(The following appeared in the November 1st edition of Article 25)
It’s nice to know when people make a one dollar donation to Article 25; they actually read the good words that are printed here. I’m not sure if my words are good or not, but at least I made an impression on someone and he, in turn, has made an impression on me.
This person, let’s call him Mitch, picked up a copy of the August edition of Article 25 where, in this column, I wrote “Someone Wants to Meet You at Cornerstone,” a column about the Cornerstone Project at 10th and Madison in Covington, Kentucky. Cornerstone is a religious organization that provides various free services for people in the area.
I like the people who run it. Toward the end of the column, I state that I’m not a religious person, but that the people at Cornerstone have their hearts in the right place. I still believe that. So does Mitch.
Somehow, Mitch found my email address and sent me a note. He said he wanted to meet up with me for lunch—his treat—at a restaurant of my choosing. Freelance writers never turn down a free lunch. I emailed Mitch back saying I could meet him at Covington Chili. This would be on a Tuesday at noon.
I got there exactly on time and there was Mitch sitting in a booth towards the front of the restaurant. He’s a young guy, probably in his 30’s with short black hair, brown eyes and he was wearing a plaid shirt and jeans. We shook hands.
I asked him if he had been waiting long. Mitch said only a few minutes. Our waitress came over for our drink order. We just wanted water.

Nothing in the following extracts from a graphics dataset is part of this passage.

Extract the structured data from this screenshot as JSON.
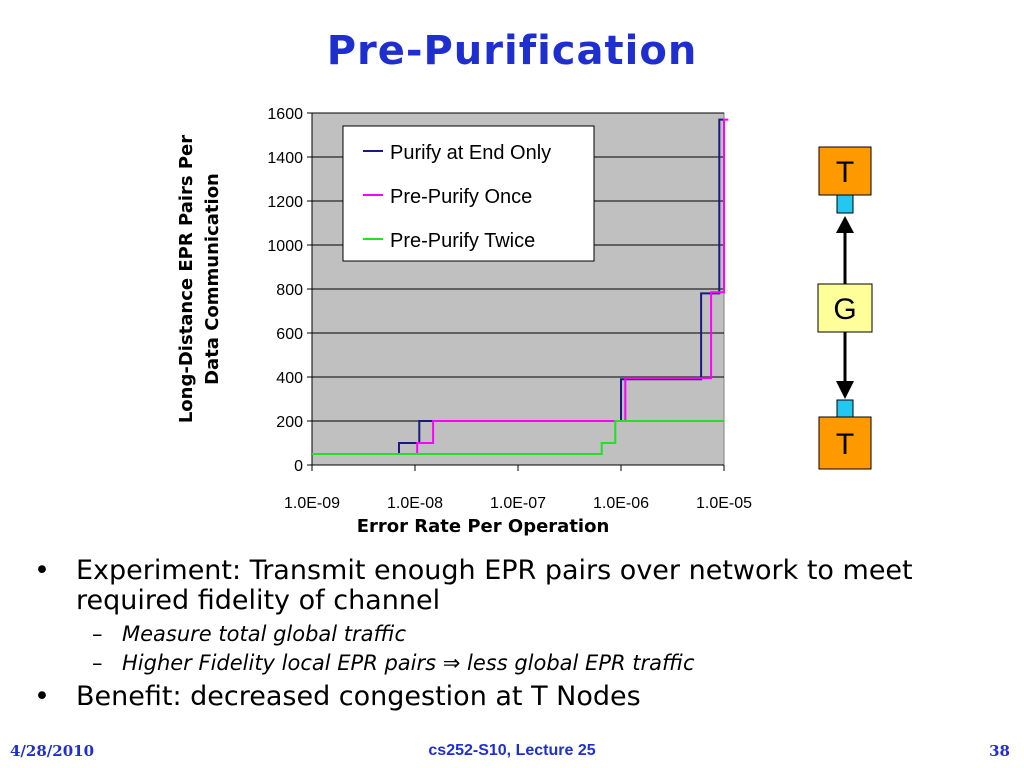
{
  "slide": {
    "title": "Pre-Purification",
    "bullets": [
      {
        "text": "Experiment: Transmit enough EPR pairs over network to meet required fidelity of channel",
        "subs": [
          "Measure total global traffic",
          "Higher Fidelity local EPR pairs ⇒ less global EPR traffic"
        ]
      },
      {
        "text": "Benefit: decreased congestion at T Nodes",
        "subs": []
      }
    ],
    "footer": {
      "date": "4/28/2010",
      "course": "cs252-S10, Lecture 25",
      "page": "38"
    }
  },
  "chart_data": {
    "type": "line",
    "title": "",
    "xlabel": "Error Rate Per Operation",
    "ylabel": [
      "Long-Distance EPR Pairs Per",
      "Data Communication"
    ],
    "x_scale": "log",
    "xlim": [
      1e-09,
      1e-05
    ],
    "x_ticks": [
      {
        "value": 1e-09,
        "label": "1.0E-09"
      },
      {
        "value": 1e-08,
        "label": "1.0E-08"
      },
      {
        "value": 1e-07,
        "label": "1.0E-07"
      },
      {
        "value": 1e-06,
        "label": "1.0E-06"
      },
      {
        "value": 1e-05,
        "label": "1.0E-05"
      }
    ],
    "ylim": [
      0,
      1600
    ],
    "y_ticks": [
      0,
      200,
      400,
      600,
      800,
      1000,
      1200,
      1400,
      1600
    ],
    "plot_background": "#c0c0c0",
    "legend_position": "top-left",
    "series": [
      {
        "name": "Purify at End Only",
        "color": "#1a1a80",
        "points": [
          [
            1e-09,
            50
          ],
          [
            7e-09,
            50
          ],
          [
            7e-09,
            100
          ],
          [
            1.1e-08,
            100
          ],
          [
            1.1e-08,
            200
          ],
          [
            1e-06,
            200
          ],
          [
            1e-06,
            390
          ],
          [
            6e-06,
            390
          ],
          [
            6e-06,
            780
          ],
          [
            9e-06,
            780
          ],
          [
            9e-06,
            1570
          ],
          [
            1e-05,
            1570
          ]
        ]
      },
      {
        "name": "Pre-Purify Once",
        "color": "#ff00ff",
        "points": [
          [
            1e-09,
            50
          ],
          [
            1.05e-08,
            50
          ],
          [
            1.05e-08,
            100
          ],
          [
            1.5e-08,
            100
          ],
          [
            1.5e-08,
            200
          ],
          [
            1.1e-06,
            200
          ],
          [
            1.1e-06,
            395
          ],
          [
            1.3e-06,
            395
          ],
          [
            1.3e-06,
            395
          ],
          [
            7.5e-06,
            395
          ],
          [
            7.5e-06,
            785
          ],
          [
            1e-05,
            785
          ],
          [
            1e-05,
            1570
          ],
          [
            1.1e-05,
            1570
          ]
        ]
      },
      {
        "name": "Pre-Purify Twice",
        "color": "#22e022",
        "points": [
          [
            1e-09,
            50
          ],
          [
            6.5e-07,
            50
          ],
          [
            6.5e-07,
            100
          ],
          [
            8.8e-07,
            100
          ],
          [
            8.8e-07,
            200
          ],
          [
            1e-05,
            200
          ]
        ]
      }
    ]
  },
  "diagram": {
    "top_node": "T",
    "middle_node": "G",
    "bottom_node": "T",
    "node_color": "#ff9900",
    "middle_color": "#ffff99",
    "port_color": "#22c8ef"
  }
}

After the waitress left, Mitch told me he liked the Cornerstone column in Article 25, told me he knows some of the people who work there and then told me he’s a missionary who works for an organization very much like Cornerstone. He’s also a writer, has written two self-published books on religion.
We talked about writing habits for a little bit—then our waitress came back over for our food order. Mitch looked at the waitress and told her he wasn’t that hungry, then looked at me and said to order anything I wanted. I wasn’t that hungry either. I asked our waitress to bring me a grilled cheese sandwich on wheat along with some chips.
This is when things start to go downhill. Mitch didn’t want to talk about writing anymore. He wanted to talk about the article I had written and about the fact I’m not religious. I started to feel very uncomfortable.
As Mitch started to quote scripture to me, my mind raced as to how to get off that subject. I asked about his family, where he was from, if he was married—really anything else except talk about the Bible and his beliefs. He kept on talking.
The waitress brought my sandwich and chips over. While eating, I let Mitch say whatever he wanted to say. At one point, I wished I had suggested we go across the street, to a bar that sells food. I could have used a real drink rather than just plain water.
Mitch talked and talked and talked about my need to accept Jesus Christ as my savior. More sooner than later, I started to tune him out. I finished my sandwich, wiped my mouth with my paper napkin, then said, “Excuse me.”
I told Mitch how I try to live my life. I told him I try to treat people the way I want to be treated. If that gets me somewhere, fine. If it doesn’t, then my life will end on the best note I can make it. I told Mitch if he wants to believe in fiction, that’s his business.
Mitch didn’t say much after that. Our waitress brought the bill over. Mitch looked at it for a second, then looked at me. He got up from the booth and while shaking my hand said it was nice to meet me. He then left Covington Chili.
I had just enough money on me to pay the bill. I apologized to the waitress for leaving her such an awful tip. I walked home shaking my head.
This type of thing is nothing new to me. Years ago, I remember being on a Metro Bus in Cincinnati when a Bible carrying woman approached me wanting to “Save me.” I had to change seats just to get away from her.
Why are these people like this? I mind my own business. I don’t approach others with my beliefs or try to convert others to my way of thinking. In other words, I’m not a nut.
The folks at Cornerstone aren’t nuts either. They’ve read my original column in Article 25 and accept me for who I am. I, in turn, do the same for them.
Getting back to Mitch, that’s not the end of the story. At the time I’m writing this, I’ve received four emails from him telling me, in too many words, that I need to accept Christ in my life, that I need to be saved.
Hey Mitch, if you’re reading this in Article 25, I’ve deleted all of your emails. Leave me the hell alone.
There’s no such thing as a free lunch and meeting up with this Mitch character just confirms it.
I’ll “Save” me, Mitch. You just save yourself.